Wednesday, July 22, 2015

B - An open research culture

Nosek BA, Alter G, Banks GC, et al. Promoting an open research culture. Science June 2015;348(6242):1422-1425
(doi: 10.1126/science.aab2374)

The Transparency and Openness Promotion (TOP) Committee met in November 2014 and developed guidelines consisting of eight shared standards for open practices across journals. These guidelines could help promote transparency, openness, an reproducibility of scientific research outputs. As the TOP Committee recognized that not all the standards are applicable to all journals or all disciplines, it defined three levels for each standard.

B - The erosion of research integrity

Ellis LM. The erosion of research integrity: the need for cultural change. The Lancet Oncology July 2015;16:752-754
(doi: 10.1016/S1470-2045(15)00085-6)

The success of drug development depends on robust and reproducible preclinical studies. Reports suggest that a high percentage of preclinical studies cannot be reliably reproduced. Causes could be sloppy research and data falsification or even fabrication. The author suggests approaches to improve data reproducibility, and fosters a complete cultural change.

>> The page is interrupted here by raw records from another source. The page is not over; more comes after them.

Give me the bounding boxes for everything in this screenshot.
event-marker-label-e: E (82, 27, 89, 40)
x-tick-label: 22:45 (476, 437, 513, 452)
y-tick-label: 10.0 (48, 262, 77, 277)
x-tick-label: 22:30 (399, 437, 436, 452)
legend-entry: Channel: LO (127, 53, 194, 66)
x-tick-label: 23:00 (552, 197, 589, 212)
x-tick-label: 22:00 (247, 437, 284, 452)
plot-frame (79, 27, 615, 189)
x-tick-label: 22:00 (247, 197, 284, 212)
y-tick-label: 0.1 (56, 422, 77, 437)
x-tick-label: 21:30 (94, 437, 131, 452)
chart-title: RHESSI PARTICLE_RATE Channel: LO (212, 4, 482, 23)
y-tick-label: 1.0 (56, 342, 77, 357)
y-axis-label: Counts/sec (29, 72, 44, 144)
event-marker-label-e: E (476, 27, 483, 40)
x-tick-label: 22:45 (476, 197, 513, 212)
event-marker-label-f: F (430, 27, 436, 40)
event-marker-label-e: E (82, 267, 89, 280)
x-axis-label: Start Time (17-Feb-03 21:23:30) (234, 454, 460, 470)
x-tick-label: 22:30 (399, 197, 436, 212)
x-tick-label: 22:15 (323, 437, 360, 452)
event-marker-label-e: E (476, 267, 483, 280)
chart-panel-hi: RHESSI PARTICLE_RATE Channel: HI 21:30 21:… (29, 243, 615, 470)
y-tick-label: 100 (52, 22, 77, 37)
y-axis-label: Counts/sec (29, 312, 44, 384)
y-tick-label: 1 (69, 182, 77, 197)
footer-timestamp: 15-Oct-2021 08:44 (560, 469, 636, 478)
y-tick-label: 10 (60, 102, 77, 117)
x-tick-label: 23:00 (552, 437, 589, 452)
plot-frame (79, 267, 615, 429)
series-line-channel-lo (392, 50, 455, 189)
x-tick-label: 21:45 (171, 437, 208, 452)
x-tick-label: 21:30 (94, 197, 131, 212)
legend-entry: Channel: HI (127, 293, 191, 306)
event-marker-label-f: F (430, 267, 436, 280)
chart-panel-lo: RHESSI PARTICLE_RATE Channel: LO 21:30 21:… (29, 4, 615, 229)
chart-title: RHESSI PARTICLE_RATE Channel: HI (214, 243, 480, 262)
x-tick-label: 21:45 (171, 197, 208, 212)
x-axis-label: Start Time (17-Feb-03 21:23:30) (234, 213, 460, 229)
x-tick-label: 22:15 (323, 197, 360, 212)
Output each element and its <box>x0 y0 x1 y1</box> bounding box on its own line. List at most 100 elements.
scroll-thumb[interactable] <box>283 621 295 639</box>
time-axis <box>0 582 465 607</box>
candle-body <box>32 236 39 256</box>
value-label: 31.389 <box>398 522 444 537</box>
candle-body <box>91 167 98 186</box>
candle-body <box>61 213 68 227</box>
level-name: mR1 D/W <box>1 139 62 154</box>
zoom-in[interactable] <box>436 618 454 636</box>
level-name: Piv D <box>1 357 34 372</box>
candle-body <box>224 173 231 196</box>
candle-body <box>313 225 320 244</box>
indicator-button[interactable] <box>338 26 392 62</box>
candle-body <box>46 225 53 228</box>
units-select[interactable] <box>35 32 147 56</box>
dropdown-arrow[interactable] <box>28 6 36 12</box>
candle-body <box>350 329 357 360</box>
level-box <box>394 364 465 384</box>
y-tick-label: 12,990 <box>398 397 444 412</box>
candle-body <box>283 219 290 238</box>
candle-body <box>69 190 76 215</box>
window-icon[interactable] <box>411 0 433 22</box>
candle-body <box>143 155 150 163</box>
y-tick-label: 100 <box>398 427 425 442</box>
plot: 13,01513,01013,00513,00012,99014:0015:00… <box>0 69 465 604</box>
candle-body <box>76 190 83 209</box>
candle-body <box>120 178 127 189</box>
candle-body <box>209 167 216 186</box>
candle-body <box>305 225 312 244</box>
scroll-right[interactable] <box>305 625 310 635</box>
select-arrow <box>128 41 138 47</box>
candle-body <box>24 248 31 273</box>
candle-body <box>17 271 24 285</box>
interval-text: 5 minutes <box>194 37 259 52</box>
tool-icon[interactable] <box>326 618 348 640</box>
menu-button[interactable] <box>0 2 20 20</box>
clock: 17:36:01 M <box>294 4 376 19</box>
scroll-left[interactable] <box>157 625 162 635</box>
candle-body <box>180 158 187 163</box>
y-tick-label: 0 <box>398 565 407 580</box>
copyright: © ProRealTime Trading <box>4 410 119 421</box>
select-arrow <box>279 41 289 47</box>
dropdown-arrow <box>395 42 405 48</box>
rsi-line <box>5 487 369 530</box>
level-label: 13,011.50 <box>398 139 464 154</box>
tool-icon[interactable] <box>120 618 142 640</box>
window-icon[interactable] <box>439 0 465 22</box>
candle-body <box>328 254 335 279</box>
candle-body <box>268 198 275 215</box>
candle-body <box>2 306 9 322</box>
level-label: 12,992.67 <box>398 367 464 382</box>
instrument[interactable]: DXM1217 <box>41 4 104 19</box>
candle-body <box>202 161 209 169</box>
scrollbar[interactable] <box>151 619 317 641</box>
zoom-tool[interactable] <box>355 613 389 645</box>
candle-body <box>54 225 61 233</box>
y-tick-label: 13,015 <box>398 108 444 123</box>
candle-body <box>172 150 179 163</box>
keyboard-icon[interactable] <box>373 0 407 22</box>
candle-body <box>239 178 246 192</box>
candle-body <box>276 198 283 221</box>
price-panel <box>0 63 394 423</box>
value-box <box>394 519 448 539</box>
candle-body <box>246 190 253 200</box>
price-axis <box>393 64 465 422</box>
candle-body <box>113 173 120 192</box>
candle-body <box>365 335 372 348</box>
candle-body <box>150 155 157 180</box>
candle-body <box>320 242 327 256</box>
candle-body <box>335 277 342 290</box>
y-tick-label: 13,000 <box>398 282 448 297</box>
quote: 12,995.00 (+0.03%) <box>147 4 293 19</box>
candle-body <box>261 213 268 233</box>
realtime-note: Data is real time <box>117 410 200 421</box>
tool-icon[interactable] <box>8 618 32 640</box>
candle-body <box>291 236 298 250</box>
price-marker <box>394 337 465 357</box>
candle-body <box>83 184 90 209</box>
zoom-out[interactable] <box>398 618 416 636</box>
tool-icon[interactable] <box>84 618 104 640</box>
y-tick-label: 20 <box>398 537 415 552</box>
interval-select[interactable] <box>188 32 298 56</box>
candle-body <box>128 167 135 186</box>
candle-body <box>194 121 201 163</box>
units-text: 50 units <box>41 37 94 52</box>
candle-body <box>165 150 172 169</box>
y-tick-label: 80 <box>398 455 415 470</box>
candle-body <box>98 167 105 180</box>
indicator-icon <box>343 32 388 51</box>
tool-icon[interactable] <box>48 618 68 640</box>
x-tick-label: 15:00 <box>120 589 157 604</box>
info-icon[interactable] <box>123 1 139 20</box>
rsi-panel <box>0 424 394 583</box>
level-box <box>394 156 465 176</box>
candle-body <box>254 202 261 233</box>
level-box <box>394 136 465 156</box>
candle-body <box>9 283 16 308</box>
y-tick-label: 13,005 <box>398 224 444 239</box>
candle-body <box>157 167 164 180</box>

B - Reasons for abandoning clinical trials

Couzin-Frankel J. Researchers seek clear reasons when clinical trials end early. Science July 2015;349(6245):222
(doi: 10.1126/science.349.6245.222)

About 12% of clinical trials are reported to shut down prematurely. Knowing why could help minimize the number of terminated trials going forward. A team of three computational biologists began exploring why clinical trials end prematurely. They looked at all 3122 terminated trials on the registry at the time their study began, and divided the reasons for ending early into "buckets," such as funding, ethical reasons, or business decisions, so they could see the breakdown by category.  but those explanations were often hazy.